San Antonio – A teen artist is hoping to turn his hobby of intricate artwork into a thriving career one day.
Cypress Rabke, 14, has been drawing since he was a small child.
Ironically, art wasn’t his favorite subject starting off.
“I never liked art as a little kid,” Rabke said. “But when my godmother’s dog died, I had to draw a picture of that and that was the first picture I really kind of liked.”
“It was surprising because he did push back on art because I think he wanted things to look right the first time he did it but he was too little to get it,” said Angela Rabke, his mother. “Then all of a sudden, he draws this labrador for our friend Martha, and it was crazy! For a 2 1/2-year-old or however he was, it was pretty good.”
Since then, Cypress Rabke has loved drawing and has gotten better and better.

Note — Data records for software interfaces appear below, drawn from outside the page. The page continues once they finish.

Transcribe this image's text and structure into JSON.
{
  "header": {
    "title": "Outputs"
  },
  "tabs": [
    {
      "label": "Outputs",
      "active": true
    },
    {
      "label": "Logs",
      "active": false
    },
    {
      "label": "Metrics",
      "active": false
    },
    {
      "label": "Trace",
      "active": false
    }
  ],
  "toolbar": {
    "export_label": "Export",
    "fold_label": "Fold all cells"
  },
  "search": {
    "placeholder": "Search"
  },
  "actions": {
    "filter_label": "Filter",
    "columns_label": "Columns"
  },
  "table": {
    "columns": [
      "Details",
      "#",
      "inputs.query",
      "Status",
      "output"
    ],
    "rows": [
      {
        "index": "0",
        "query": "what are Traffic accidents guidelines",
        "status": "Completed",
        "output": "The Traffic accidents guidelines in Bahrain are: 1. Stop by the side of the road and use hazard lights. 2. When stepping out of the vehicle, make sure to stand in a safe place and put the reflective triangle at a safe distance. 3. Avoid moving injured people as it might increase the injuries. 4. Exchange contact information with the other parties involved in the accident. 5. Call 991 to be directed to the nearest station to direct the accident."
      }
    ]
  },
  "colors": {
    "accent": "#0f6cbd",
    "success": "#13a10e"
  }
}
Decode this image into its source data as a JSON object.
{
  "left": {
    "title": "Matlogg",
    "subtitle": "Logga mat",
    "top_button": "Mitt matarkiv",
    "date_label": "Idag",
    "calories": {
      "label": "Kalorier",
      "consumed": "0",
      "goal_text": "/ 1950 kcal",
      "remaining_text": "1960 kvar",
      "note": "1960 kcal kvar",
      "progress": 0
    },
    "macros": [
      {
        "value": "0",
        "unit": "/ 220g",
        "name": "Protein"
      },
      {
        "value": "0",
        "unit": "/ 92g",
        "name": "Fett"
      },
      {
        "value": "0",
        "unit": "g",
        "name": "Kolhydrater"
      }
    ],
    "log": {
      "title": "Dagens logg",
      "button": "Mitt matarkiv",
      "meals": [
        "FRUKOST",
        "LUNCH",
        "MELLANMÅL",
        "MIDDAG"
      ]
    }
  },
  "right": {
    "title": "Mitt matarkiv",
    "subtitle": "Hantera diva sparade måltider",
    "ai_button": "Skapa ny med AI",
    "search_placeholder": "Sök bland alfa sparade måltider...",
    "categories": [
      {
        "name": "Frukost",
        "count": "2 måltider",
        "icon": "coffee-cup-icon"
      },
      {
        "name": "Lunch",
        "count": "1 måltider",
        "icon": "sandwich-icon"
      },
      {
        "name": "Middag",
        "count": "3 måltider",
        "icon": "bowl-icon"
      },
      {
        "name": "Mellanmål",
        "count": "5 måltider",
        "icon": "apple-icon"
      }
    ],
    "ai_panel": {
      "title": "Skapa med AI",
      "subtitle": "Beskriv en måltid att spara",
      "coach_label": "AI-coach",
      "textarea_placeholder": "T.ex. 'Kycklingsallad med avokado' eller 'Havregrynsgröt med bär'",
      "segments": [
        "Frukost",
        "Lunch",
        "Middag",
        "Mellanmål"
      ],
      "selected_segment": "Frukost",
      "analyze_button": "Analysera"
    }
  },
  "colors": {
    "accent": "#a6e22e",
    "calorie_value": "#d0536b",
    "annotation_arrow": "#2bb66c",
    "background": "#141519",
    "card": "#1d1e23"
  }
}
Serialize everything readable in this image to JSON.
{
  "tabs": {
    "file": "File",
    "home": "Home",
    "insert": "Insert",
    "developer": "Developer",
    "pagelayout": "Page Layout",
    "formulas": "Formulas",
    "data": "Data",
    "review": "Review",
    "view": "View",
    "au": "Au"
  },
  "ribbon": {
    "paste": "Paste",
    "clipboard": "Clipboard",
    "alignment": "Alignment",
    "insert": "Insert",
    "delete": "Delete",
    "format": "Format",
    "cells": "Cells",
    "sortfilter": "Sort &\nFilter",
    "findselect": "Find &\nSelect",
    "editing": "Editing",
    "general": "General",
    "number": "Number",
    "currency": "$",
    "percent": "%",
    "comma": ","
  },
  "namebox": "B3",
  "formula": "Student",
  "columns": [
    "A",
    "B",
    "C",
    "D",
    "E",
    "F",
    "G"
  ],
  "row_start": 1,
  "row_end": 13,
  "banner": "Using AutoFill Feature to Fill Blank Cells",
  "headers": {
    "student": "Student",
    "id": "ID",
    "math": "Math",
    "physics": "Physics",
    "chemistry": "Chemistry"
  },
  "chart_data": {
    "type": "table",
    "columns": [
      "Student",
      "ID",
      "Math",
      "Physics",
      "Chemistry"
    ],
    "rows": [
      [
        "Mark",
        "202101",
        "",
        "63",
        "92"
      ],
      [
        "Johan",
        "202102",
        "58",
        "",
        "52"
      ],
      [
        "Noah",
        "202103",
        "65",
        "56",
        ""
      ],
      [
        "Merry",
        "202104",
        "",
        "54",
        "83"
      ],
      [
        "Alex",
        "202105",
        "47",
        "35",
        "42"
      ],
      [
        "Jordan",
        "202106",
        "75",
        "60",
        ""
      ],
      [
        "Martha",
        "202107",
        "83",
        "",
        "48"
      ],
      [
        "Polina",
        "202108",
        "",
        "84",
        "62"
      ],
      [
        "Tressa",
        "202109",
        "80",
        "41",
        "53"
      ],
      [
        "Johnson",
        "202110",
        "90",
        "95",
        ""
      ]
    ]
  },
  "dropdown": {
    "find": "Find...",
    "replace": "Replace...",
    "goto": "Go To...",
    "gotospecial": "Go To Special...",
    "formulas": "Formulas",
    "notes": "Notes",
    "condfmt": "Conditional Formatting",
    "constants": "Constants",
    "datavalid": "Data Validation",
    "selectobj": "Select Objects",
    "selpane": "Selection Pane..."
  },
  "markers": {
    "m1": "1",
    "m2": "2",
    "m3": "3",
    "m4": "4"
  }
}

“Around that age where kids start being able to write and really holding their pencil, that is when he started drawing these little stick figures and contraptions and inventions,” Angela Rabke said. “It was always these super inventive drawings of things that I could never imagine in real life with all of these tiny realistic details in them.”
As he got older, his attention to detail improved drastically.
“He was on a teeny tiny soccer team and we would joke that he was the team botanist because he was the kid looking at the little rocks and bugs and plants and never playing soccer,” she laughed.
He draws anything from tiny robotic insects to large-scale detailed reptiles.
Cypress Rabke said he is influenced by his father, who is an architect, and his father’s friends who are all artists as well.
“It is a rewarding feeling and it is nice when I can bring an idea to life and put it on paper and can see it,” he said.
With a love for animals, Cypress Rabke said he also wants to farm.
He held an art show of his drawings where a portion of the proceeds went to environmental causes.
Despite the amount of time it takes him to get his art pieces perfected, Cypress Rabke knows how to balance his doodles with schoolwork, making good grades in class.
“He just needs a pen and a piece of paper and he can create magic anywhere,” Angela Rabke said. “It could be a little bit frustrating maybe to teachers because he always has his pen moving. But his teachers now just see that is him thinking.”
As he strives to reach that career goal of art and farming, he hopes his drawings have a positive impact on others.
“You can be creative,” he said. “You don’t have to be a professional to start drawing. You can just start drawing whatever whenever.”